To summarize, the distance matrix should be preceded by a system name, <number of candidates> rows of file paths and should be composed of <number of candidates> columns of distance (separated by tab characters) and <number of queries> rows (one for each original track query). Each row corresponds to a particular query song (the track to find covers of).
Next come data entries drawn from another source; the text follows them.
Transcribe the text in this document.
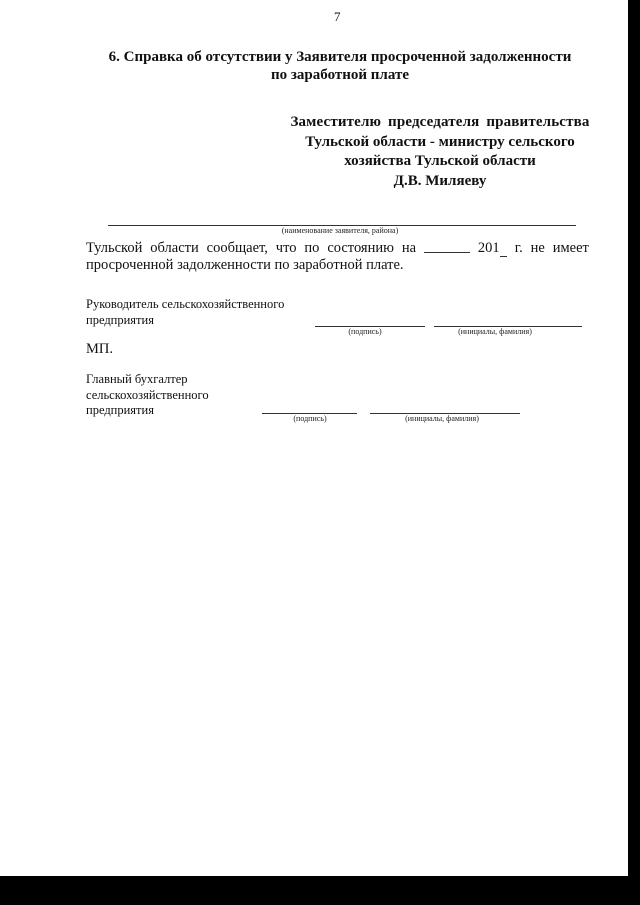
7
6. Справка об отсутствии у Заявителя просроченной задолженности
по заработной плате
Заместителю председателя правительства
Тульской области - министру сельского
хозяйства Тульской области
Д.В. Миляеву
(наименование заявителя, района)
Тульской области сообщает, что по состоянию на	201	г. не имеет
просроченной задолженности по заработной плате.
Руководитель сельскохозяйственного
предприятия
(подпись)	(инициалы, фамилия)
МП.
Главный бухгалтер
сельскохозяйственного
предприятия
(подпись)	(инициалы, фамилия)
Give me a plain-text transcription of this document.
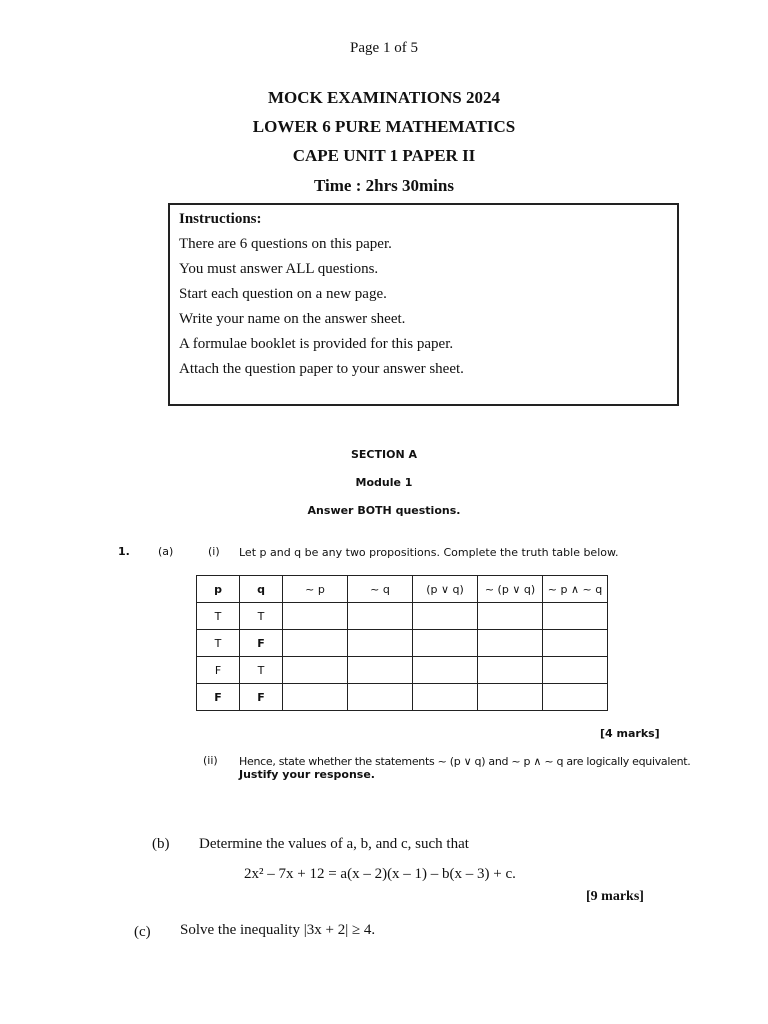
Page 1 of 5
MOCK EXAMINATIONS 2024
LOWER 6 PURE MATHEMATICS
CAPE UNIT 1 PAPER II
Time : 2hrs 30mins
Instructions:
There are 6 questions on this paper.
You must answer ALL questions.
Start each question on a new page.
Write your name on the answer sheet.
A formulae booklet is provided for this paper.
Attach the question paper to your answer sheet.
SECTION A
Module 1
Answer BOTH questions.
1.	(a)	(i) Let p and q be any two propositions. Complete the truth table below.
p	q	~ p	~ q	(p ∨ q)	~ (p ∨ q)	~ p ∧ ~ q
T	T					
T	F					
F	T					
F	F					
[4 marks]
(ii) Hence, state whether the statements ~ (p ∨ q) and ~ p ∧ ~ q are logically equivalent.
Justify your response.
(b) Determine the values of a, b, and c, such that
2x² – 7x + 12 = a(x – 2)(x – 1) – b(x – 3) + c.
[9 marks]
(c) Solve the inequality |3x + 2| ≥ 4.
Command Line Calling Format
/path/to/submission <collection_list_file> <query_list_file> <working_directory> <output_file> <collection_list_file>: Text file containing <number of candidates> full path file names for the <number of candidates> audio files in the collection (including the <number of queries> query documents). Example: /path/to/coversong/collection.txt <query_list_file> : Text file containing the <number of queries> full path file names for the <number of queries> query documents. Example: /path/to/coversong/queries.txt <working_directory> : Full path to a temporary directory where submission will have write access for caching features or calculations. Example: /tmp/submission_id/ <output_file> : Full path to file where submission should output the similarity matrix (<number of candidates> header rows + <number of queries> x <number of candidates> data matrix). Example: /path/to/coversong/results/submission_id.txt
E.g.
/path/to/m/submission.sh /path/to/feat_extract_file.txt /path/to/query_file.txt /path/to/scratch/dir /path/to/output_file.txt
Packaging submissions
All submissions should be statically linked to all libraries (the presence of dynamically linked libraries cannot be guarenteed).
All submissions should include a README file including the following the information:
- Command line calling format for all executables and an example formatted set of commands
- Number of threads/cores used or whether this should be specified on the command line
- Expected memory footprint
- Expected runtime
- Any required environments (and versions), e.g. python, java, bash, matlab.
Time and hardware limits
Due to the potentially high number of particpants in this and other audio tasks, hard limits on the runtime of submissions are specified.
A hard limit of 72 hours will be imposed on runs (total feature extraction and querying times). Submissions that exceed this runtime may not receive a result.